The House Select Committee on Benghazi had subpoenaed the server this month, asking Clinton to hand it over to a third party so it could determine which emails were personal and which were government records.

The head of that committee, Rep. Trey Gowdy, R-S.C., said: “Not only was the secretary the sole arbiter of what was a public record, she also summarily decided to delete all emails from her server, ensuring no one could check behind her analysis in the public interest.

The disclosure raised the stakes in the controversy that has dogged the potential 2016 Democratic presidential candidate for weeks, since it was revealed that she had used an email server in her Chappaqua, N.Y., home to conduct government business during her tenure from 2009 to 2013 as the nation’s top diplomat. The home is protected around the clock by the Secret Service.

Gowdy said Clinton’s attorney informed the committee Friday that she “unilaterally decided to wipe her server clean and permanently delete all emails from her personal server.”

“While it is not clear precisely when Secretary Clinton decided to permanently delete all emails from her server, it appears she made the decision after Oct. 28, 2014, when the Department of State for the first time asked the secretary to return her public record to the department,” Gowdy said.

It was not immediately clear whether the emails still could be recovered from the server through cyberforensic procedures.

The congressman said that “in light of the secretary’s unprecedented email arrangement with herself and her decision nearly two years after she left office to permanently delete all emails,” and because of the matter’s import to the American people, the panel will work with House Speaker John Boehner, of Ohio, and other Republican leaders in considering its next steps.

Clinton said at a recent news conference at the United Nations that, in hindsight, it would have been smarter to have conducted State Department business through a government server. She said her attorneys had turned over 30,490 emails to the State Department in response to a request from the agency, but that she deleted more than 32,000 emails that she considered personal.

A spokesman for Clinton said in a statement Friday: “She’s ready and willing to come and appear herself for a hearing open to the American public.”

The spokesman, Nick Merrill, added that Clinton’s representatives “have been in touch with the committee and the State Department to make clear that she would like her emails made public as soon as possible.”

The Benghazi committee’s ranking Democrat, Maryland Rep. Elijah Cummings, sought to play down Friday’s development, saying it merely confirmed what was already known. “It is time for the committee to stop this political charade and instead make these documents public and schedule Secretary Clinton’s public testimony now,” he said.

Gowdy is heading the latest House inquiry into the Sept. 11, 2012, attack on the U.S. consulate in Benghazi, Libya. Killed in the violence were U.S. Ambassador J. Christopher Stevens and three other Americans.

Meantime, Clinton’s successor, Secretary of State John Kerry, has asked his agency’s internal watchdog to examine how it handles its records and responds to requests for information after revelations about his predecessor’s use of a personal email account for government business.

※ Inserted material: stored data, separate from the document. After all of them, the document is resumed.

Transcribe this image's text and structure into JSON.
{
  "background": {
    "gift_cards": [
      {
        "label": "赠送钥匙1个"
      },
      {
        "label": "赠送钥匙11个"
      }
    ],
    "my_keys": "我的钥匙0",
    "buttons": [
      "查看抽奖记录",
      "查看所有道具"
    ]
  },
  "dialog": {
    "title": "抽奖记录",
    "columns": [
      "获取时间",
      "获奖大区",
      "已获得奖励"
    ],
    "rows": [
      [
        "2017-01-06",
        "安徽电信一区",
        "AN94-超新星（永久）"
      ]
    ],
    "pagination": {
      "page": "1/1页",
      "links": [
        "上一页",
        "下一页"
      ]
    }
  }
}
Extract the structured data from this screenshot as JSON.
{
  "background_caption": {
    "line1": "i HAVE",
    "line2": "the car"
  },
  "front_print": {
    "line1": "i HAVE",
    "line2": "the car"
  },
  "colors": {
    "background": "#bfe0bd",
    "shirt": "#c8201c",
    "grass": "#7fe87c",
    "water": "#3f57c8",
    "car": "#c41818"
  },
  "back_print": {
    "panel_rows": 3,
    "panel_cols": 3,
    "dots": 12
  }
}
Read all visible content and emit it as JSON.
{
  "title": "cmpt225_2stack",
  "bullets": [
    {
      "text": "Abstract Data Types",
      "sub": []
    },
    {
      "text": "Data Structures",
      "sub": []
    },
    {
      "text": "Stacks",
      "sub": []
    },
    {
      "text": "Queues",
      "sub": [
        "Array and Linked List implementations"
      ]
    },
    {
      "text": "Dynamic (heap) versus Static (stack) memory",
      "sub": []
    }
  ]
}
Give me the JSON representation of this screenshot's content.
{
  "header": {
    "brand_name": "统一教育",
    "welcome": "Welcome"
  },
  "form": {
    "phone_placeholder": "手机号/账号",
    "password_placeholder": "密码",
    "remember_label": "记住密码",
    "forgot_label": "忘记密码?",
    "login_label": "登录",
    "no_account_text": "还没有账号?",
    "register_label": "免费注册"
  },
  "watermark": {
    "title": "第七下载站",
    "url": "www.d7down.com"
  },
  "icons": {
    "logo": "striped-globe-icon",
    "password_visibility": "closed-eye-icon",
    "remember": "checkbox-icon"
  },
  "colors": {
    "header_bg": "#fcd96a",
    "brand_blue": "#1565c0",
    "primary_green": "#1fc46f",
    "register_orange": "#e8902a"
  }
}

“It is critical for the State Department to preserve a full and complete record of American foreign policy,” Kerry wrote to Inspector General Steve Linick. “It is also important for the American public to have access to that record.”

State Department officials said Friday that the request to the inspector general did not call for an examination of Clinton’s email but that Linick’s review could end up looking into the former secretary’s email.

The Obama administration has declined to explain much about Clinton’s use of a personal server and personal email account.

Clinton said many of her work-related emails were archived through other official accounts of those she communicated with. But State Department officials said in recent weeks that email was not automatically archived during her tenure.